Through the decades, the paper followed prominent social issues beginning with coverage of the burgeoning feminist movement in 1915 to life on the home front during World War II, the AIDS epidemic of the 1980s and America's post-9/11 landscape. It became the official journal of the NSC Student Government Association in 1961, a relationship that, as with many news/government organizations, could be strained.  And like other long-running publications, the Current Sauce embraced technological advances in printing, from Linotype in the early 20th century to phototypesetting to digital desktop publishing and an online edition at nsucurrentsauce.com. 
 
"I was here when the first computer came into our lives, the Apple Macintosh," Whitehead said.  "The media had a professional typesetting computer that made lots of noise and slowly cranked out set type but nothing like the speed and ease of operation the Mac brought to Student Publications. Within several years we were all Mac and entered the age of desktop publishing.
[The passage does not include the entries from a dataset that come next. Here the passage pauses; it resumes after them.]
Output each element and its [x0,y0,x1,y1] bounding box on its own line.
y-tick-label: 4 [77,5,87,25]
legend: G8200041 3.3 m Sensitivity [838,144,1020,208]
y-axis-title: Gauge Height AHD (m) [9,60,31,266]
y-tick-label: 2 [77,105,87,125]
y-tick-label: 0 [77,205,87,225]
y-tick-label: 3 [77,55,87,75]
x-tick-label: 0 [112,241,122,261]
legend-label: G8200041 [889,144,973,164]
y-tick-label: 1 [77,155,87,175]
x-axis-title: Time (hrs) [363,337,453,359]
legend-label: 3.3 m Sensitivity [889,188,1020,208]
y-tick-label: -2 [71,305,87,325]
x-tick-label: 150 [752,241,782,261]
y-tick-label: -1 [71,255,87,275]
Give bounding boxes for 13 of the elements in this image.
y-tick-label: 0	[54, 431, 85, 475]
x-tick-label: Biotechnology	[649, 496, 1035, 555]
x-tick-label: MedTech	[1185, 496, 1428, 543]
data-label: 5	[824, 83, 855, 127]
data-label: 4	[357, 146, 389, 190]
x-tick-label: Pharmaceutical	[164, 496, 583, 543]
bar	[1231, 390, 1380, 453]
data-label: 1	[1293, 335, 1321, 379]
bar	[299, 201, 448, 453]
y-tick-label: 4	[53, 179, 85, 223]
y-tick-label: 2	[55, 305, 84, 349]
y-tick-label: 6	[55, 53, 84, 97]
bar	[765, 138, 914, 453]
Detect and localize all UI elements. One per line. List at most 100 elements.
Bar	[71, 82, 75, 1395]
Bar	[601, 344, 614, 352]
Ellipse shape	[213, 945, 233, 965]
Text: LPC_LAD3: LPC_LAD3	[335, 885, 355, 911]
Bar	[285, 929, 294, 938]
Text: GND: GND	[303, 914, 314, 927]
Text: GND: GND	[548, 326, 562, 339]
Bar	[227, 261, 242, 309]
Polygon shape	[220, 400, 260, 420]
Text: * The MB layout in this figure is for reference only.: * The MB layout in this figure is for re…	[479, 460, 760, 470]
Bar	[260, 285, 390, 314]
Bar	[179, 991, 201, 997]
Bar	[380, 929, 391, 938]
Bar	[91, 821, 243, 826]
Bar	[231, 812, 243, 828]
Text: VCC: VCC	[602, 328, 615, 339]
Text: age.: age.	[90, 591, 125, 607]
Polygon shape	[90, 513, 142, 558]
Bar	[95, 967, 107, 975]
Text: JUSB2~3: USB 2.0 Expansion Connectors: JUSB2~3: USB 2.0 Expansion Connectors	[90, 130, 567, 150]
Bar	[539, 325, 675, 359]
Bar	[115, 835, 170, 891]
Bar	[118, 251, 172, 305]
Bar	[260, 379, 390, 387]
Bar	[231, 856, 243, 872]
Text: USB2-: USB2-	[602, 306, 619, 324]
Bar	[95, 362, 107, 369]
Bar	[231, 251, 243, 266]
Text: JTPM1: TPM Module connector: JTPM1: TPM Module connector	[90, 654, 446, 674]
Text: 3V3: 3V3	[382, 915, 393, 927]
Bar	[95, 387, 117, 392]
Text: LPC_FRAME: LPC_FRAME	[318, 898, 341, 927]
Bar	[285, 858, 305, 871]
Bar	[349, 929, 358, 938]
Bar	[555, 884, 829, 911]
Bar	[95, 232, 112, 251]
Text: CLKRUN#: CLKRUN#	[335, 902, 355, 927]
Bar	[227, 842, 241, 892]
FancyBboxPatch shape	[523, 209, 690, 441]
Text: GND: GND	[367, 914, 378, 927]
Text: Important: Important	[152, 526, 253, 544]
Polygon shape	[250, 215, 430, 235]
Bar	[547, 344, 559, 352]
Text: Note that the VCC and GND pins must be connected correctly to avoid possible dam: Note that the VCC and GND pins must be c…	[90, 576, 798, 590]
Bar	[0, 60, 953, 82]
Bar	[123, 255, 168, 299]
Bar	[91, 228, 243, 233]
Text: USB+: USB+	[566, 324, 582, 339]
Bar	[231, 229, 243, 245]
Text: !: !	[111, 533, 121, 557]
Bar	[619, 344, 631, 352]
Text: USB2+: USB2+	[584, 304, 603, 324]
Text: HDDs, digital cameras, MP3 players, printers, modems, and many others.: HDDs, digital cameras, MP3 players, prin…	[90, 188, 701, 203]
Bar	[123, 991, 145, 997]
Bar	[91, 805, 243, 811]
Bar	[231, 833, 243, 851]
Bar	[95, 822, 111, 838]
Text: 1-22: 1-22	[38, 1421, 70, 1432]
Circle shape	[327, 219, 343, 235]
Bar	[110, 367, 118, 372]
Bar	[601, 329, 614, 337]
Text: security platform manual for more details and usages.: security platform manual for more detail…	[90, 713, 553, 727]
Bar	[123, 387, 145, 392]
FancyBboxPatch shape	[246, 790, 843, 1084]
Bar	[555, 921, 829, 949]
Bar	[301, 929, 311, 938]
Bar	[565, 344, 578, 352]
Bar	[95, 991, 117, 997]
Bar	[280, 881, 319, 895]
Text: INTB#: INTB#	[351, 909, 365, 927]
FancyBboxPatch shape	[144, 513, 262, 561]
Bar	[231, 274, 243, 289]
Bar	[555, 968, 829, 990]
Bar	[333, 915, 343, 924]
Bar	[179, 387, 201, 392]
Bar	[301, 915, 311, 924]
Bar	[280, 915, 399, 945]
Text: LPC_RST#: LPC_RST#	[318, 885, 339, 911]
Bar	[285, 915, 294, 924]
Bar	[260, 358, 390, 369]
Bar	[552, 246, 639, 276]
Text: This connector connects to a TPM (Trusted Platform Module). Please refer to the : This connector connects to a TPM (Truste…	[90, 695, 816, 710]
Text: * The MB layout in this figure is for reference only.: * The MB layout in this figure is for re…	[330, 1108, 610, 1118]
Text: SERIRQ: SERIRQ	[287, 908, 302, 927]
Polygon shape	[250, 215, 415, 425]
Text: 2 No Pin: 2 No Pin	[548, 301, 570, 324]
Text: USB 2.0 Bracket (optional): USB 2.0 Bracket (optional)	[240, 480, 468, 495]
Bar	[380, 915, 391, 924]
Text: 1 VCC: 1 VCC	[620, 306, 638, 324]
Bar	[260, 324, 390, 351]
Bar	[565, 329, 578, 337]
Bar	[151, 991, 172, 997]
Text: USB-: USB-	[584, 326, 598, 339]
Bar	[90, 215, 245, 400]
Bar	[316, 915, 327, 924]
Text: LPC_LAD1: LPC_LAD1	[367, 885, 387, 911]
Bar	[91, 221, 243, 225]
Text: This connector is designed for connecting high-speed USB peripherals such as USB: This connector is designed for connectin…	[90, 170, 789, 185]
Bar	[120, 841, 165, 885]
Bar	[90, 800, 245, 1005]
The technology was driving content and layout like never before."
 
Although the independence of the student editorial staff was a point of pride for the Current Sauce, it was not always without controversy.
 
"There were some incidents where irresponsible decisions on behalf of the students caused me some stressful moments but there were so many more positive moments, many humorous, that made those difficult days insignificant," Horton said.  "I've been called on the carpet by those who were affected by stories reported by my students.  Many did not then and still do not understand the role of a free student press on today's college campuses.  I will admit, though, that college campuses 15 years ago were very different than those today, so many of those controversial stories from years ago aren't given a second thought in today's society."
 
There were low times, too, when the university faced financial uncertainties and interest in student publications waned.  Joe Cunningham Jr., editor from 1981-83, cobbled together a staff that gathered most of its hard news from the university's News Bureau, but did cover sports, SGA and announcements.  There was talk that The Current Sauce might fold, but within two years the paper was running in the black again.
 
"We used big box computers and we cut out our stories with X-acto knives and pasted the paper together at The Natchitoches Times.  We would work until 2 or 3 in the morning," said Cunningham, whose father, Joe Cunningham Sr., worked on the Sauce as a student, and whose son Joseph Cunningham was editor in 2009-2010.
 
Cunningham was pasting an edition together late one night when he learned that Caldwell Hall was burning. He was soon at the scene and, because of the timing, the first to cover the fire.
 
"I was able to get close.  I wrote the story and put out The Sauce the next morning, so students were reading about Caldwell Hall and it was still smoking. That was the coolest thing we did."
 
Almost all students who worked on The Current Sauce reference a strong sense of camaraderie among the staff and the value of the experience, whether they pursued a career in journalism or not. After graduation, Breaux worked in news and public relations but today is an election services specialist in Dallas.  He considered the staff at the Sauce his fraternity.
 
"I sometimes still use the editor-in-chief on my resume," he said.  "It actually helped launch me into my current career. When I interviewed for an election coordinator position with a county in southeast Texas in 2006 the county clerk saw it on my resume and thought that I would do okay with designing election ballots."
 
"The greatest pleasure has been seeing students who worked with us who have gone onto successful carriers, many in media but others in fields where happiness was not being a journalist," Whitehead said.  "The experiences of working with the production of the newspaper and yearbook expanded the classroom contact into a much more satisfying remembrance of the years I spent working there."
 
"We had a supportive university administration and journalism faculty that maintained a dialog with us but never tried to exert undue influence even when we were aggressive covering campus issues or critical of university departments and personnel," Ireland said. "We worked long hours and we laughed all the way through it. We had a blast."